Buku ‘Perubahan Sosial Di Yogyakarta’ yang ditulis Selo Soemardjan  ini menjelaskan bahwa dengan adanya gejolak-gejolak sosial hari ini seperti pembubaran diskusi, penyerbuan sekelompok orang ke kelompok lainnya yang mengadakan pemutaran film dan serta adanya intervensi ke kampus, itu menegaskan kembali bahwa ada kemunduran pada kota yang berjuluk kota pendidikan dan budaya ini. Jelas bahwa hal ini menyebabkan kita kembali seperti tak ubahnya berada pada jaman kolonial, dimana ruang-ruang kebebasan tidak ada sama sekali. Buku ini menjadi penting karena dengan adanya gejolak sosial yang ada seperti sekarang ini, seolah penulis ingin mengatakan dimana peran Sultan sekarang. Kalau semasa HB IX, jelas bahwa persoalan sosial termasuk kesejahteraan menjadi tanggungjawabnya secara pribadi. Dan beliau akan terjun langsung untuk mencarikan solusi pemecahan persoalan tersebut tanpa melibatkan pemerintahan lokal atau lainnya. Itu tanggungjawabnya sebagai raja yan melayani rakyat.

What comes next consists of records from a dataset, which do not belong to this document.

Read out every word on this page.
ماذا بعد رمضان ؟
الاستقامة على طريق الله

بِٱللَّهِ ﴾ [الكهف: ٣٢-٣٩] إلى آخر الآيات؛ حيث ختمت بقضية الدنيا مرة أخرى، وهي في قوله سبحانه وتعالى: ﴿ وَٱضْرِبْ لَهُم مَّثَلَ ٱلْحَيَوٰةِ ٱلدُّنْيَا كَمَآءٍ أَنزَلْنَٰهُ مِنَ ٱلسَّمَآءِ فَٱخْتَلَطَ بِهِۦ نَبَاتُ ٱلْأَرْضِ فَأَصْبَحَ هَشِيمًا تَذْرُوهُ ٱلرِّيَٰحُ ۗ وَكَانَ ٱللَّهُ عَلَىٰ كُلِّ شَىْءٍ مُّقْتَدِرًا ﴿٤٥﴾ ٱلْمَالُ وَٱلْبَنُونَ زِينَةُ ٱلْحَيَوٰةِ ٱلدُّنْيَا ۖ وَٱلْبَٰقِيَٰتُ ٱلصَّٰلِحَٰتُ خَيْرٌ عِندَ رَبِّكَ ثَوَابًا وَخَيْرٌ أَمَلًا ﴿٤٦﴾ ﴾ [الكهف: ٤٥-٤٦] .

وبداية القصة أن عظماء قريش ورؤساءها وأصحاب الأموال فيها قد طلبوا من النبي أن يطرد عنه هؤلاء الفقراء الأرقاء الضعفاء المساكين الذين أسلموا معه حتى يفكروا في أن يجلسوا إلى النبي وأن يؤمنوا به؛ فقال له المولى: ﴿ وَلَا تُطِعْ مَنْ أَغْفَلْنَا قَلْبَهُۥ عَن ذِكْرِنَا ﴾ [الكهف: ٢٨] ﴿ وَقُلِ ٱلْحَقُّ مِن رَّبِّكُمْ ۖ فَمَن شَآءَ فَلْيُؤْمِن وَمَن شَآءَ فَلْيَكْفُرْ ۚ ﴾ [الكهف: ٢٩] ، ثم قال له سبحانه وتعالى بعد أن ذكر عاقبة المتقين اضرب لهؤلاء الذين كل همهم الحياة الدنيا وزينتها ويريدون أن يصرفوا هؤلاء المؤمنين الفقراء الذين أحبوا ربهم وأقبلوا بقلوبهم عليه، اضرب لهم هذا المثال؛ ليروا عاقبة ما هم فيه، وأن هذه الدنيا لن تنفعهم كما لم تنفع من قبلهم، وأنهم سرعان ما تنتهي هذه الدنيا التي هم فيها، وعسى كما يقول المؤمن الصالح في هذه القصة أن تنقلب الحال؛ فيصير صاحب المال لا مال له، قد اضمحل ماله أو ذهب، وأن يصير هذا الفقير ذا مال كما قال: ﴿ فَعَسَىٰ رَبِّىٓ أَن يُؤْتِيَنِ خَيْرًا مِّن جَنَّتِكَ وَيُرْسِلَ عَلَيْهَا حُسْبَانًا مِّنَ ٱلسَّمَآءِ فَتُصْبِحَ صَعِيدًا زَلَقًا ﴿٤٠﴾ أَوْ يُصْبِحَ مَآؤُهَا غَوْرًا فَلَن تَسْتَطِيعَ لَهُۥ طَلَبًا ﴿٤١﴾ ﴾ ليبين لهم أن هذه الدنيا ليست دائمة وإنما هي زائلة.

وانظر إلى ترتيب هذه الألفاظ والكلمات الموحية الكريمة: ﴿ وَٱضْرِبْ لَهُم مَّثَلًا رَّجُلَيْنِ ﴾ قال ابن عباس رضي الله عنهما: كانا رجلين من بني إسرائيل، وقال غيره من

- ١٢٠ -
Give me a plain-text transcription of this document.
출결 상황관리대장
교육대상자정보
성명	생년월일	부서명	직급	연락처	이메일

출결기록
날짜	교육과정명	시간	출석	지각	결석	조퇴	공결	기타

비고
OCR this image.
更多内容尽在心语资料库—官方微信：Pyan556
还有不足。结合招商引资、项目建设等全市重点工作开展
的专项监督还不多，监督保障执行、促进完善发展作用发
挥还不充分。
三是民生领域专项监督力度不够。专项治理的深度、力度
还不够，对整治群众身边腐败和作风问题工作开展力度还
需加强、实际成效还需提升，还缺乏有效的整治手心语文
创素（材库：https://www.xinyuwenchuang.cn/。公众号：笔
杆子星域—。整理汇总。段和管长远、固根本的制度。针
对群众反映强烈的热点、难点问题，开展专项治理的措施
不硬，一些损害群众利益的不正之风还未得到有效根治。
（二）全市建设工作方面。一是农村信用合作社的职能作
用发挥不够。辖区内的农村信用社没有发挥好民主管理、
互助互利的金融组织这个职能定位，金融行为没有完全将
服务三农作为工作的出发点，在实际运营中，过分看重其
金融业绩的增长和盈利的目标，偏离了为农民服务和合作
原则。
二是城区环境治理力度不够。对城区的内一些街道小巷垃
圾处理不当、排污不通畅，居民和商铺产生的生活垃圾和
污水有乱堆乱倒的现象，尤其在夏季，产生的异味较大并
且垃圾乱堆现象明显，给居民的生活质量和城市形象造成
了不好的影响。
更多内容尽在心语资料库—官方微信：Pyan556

Demikian yang disampaikan Eko Prasetyo selaku aktivis, penulis sekaligus pendiri Social Movement Institute (SMI) dalam acara diskusi dan bedah buku Perubahan Sosial Di Yogyakarta (19/02/2018). Diskusi yang digelar di toko buku diskon Togamas Affandi Gejayan ini juga menghadirkan Elanto Wijoyono selaku pengamat sosial dari Warga Berdaya Yogyakarta serta aktivis feminisme Anna Marsiana dari Stube Hemat Yogyakarta. Diskusi yang digelar bersama oleh Social Movement Institute (SMI), Stube Hemat, TB Togamas serta Tribun Jogja ini diikuti oleh masyarakat umum dan mahasiswa dari berbagai kampus.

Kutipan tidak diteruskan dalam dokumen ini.